Nikolas: Die Schaffung der PAME und ihre Arbeit haben sich immer auf die Aktivität und Selbstaufopferung der Kommunisten in der ersten Reihe der Kämpfe gestützt und das ist auch weiterhin so. Trotzdem ist die PAME keine Parteiorganisation. Sie ist eine Gewerkschaftsfront, an der sich Gewerkschaften, Föderationen und Arbeiterzentren beteiligen, die damit das Ziel der Einheit und des gemeinsamen Kampfes der Arbeiterklasse gegen das Kapital verfolgen. Die Gewerkschaften sind dafür da, die arbeitenden Menschen unabhängig von ihrer politischen Ausrichtung im Kampf gegen die Kapitalistenklasse zu organisieren. Es handelt sich also um eine unbegründete Lüge, die von den hunderttausenden Arbeitern widerlegt wird, die aus verschiedenen politischen Hintergründen kommen, aber durch die klassenkämpferischen Gewerkschaften mobilisiert werden, mit ihnen kämpfen und sich in der PAME versammeln. Solche Lügen werden von denen verbreitet, die sich für die Gewerkschaften der Klassenzusammenarbeit aussprechen. Die „Einheit“, um die es ihnen geht, ist die der Arbeiter mit dem Kapital. Das bedeutet nichts anderes als die Arbeiter den Kapitalisten zu unterwerfen.

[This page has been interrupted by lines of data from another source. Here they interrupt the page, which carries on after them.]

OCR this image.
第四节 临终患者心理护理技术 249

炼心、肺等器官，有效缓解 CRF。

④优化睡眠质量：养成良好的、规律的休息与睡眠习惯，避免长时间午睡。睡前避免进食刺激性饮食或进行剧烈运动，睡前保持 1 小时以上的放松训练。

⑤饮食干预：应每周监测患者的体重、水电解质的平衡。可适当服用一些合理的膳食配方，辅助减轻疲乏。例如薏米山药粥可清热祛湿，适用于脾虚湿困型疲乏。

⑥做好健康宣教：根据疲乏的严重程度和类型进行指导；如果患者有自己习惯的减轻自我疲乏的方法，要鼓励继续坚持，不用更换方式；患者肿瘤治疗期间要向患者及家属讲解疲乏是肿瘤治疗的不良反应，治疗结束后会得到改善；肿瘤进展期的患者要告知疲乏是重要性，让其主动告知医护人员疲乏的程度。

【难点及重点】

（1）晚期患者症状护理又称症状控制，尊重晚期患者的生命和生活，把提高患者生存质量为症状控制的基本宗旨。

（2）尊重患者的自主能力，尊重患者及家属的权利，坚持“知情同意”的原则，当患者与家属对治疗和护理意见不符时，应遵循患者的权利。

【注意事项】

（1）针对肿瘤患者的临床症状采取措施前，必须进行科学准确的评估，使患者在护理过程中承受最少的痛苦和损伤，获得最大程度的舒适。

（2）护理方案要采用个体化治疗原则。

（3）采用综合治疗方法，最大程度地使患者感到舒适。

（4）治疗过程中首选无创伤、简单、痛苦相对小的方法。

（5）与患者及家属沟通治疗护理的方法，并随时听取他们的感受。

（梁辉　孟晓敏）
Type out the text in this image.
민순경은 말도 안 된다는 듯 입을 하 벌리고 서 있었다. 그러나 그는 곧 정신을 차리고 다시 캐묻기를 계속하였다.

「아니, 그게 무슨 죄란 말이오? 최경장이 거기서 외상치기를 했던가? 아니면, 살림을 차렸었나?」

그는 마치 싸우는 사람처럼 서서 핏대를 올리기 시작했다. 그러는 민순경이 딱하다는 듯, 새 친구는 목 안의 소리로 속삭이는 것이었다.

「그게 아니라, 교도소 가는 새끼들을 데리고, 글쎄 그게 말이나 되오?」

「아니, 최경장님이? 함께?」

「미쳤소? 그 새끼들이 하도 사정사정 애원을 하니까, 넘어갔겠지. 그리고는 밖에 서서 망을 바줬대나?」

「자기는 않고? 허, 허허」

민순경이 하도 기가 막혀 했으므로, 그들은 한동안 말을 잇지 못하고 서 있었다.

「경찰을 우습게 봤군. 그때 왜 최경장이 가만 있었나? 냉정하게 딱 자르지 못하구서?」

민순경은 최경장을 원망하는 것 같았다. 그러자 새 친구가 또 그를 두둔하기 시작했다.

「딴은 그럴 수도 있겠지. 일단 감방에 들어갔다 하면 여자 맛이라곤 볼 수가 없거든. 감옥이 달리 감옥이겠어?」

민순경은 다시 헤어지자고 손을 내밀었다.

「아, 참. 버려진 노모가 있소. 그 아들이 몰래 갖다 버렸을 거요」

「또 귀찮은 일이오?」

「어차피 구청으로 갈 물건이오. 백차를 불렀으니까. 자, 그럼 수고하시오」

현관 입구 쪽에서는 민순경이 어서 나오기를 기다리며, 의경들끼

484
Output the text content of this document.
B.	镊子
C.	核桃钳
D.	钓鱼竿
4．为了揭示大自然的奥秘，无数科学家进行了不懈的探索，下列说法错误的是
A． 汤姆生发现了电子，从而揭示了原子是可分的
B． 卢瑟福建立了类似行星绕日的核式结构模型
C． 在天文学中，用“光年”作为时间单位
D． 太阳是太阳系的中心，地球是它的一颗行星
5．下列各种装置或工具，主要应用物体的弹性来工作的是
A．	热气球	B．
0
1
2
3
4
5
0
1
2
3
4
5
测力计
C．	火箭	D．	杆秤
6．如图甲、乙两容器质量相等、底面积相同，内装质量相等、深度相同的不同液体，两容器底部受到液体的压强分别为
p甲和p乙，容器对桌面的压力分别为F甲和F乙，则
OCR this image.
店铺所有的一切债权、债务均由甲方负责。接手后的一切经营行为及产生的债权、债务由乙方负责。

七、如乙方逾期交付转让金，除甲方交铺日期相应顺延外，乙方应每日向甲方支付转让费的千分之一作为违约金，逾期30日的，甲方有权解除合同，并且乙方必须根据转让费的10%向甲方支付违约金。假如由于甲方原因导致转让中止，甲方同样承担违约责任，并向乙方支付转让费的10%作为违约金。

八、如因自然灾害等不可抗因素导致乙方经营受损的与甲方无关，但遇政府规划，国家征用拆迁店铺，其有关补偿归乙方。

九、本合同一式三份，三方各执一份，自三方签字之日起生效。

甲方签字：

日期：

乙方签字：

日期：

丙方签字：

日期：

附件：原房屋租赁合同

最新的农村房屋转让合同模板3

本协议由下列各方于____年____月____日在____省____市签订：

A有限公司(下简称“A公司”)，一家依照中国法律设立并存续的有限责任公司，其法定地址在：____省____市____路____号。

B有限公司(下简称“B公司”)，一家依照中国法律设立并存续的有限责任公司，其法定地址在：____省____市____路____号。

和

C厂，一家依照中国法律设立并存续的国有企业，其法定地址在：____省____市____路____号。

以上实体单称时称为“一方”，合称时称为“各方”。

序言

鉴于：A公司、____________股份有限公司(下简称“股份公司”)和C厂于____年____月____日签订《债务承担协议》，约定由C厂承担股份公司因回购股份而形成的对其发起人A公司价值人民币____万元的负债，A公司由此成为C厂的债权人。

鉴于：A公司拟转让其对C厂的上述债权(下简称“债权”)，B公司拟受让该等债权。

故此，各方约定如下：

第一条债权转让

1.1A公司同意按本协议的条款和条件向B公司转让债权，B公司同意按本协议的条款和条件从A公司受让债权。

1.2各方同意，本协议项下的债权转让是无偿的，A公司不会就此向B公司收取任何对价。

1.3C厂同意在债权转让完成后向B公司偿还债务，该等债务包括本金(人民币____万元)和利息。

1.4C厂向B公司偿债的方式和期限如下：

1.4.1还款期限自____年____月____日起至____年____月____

POSITION: Die Krise betrifft die lohnabhängig Beschäftigten in vielen Ländern in und außerhalb Europas. Brauchen wir eine internationale Vernetzung der Klassenkämpfe und wie könnte sie aussehen? Nikolas: Die klassenkämpferische Arbeiterbewegung ist ihrem Wesen nach internationalistisch. In Europa bildet die Logik der Sozialpartnerschaft, die der Europäische Gewerkschaftsbund und seine Mitgliedsorganisationen in allen Ländern verbreiten, ein Hindernis für die Entwicklung gemeinsamer Aktionen. Trotzdem gibt es aber Initiativen, die verstärkt werden müssen – vor allem in multinationalen Konzernen und auf Branchenebene. Gleichzeitig stellen die Aktionen, die Solidarität und die Koordinierungsanstrengungen des Weltgewerkschaftsbundes (WGB) eine Waffe in den Händen der klassenkämpferischen Gewerkschaften überall auf der Welt dar.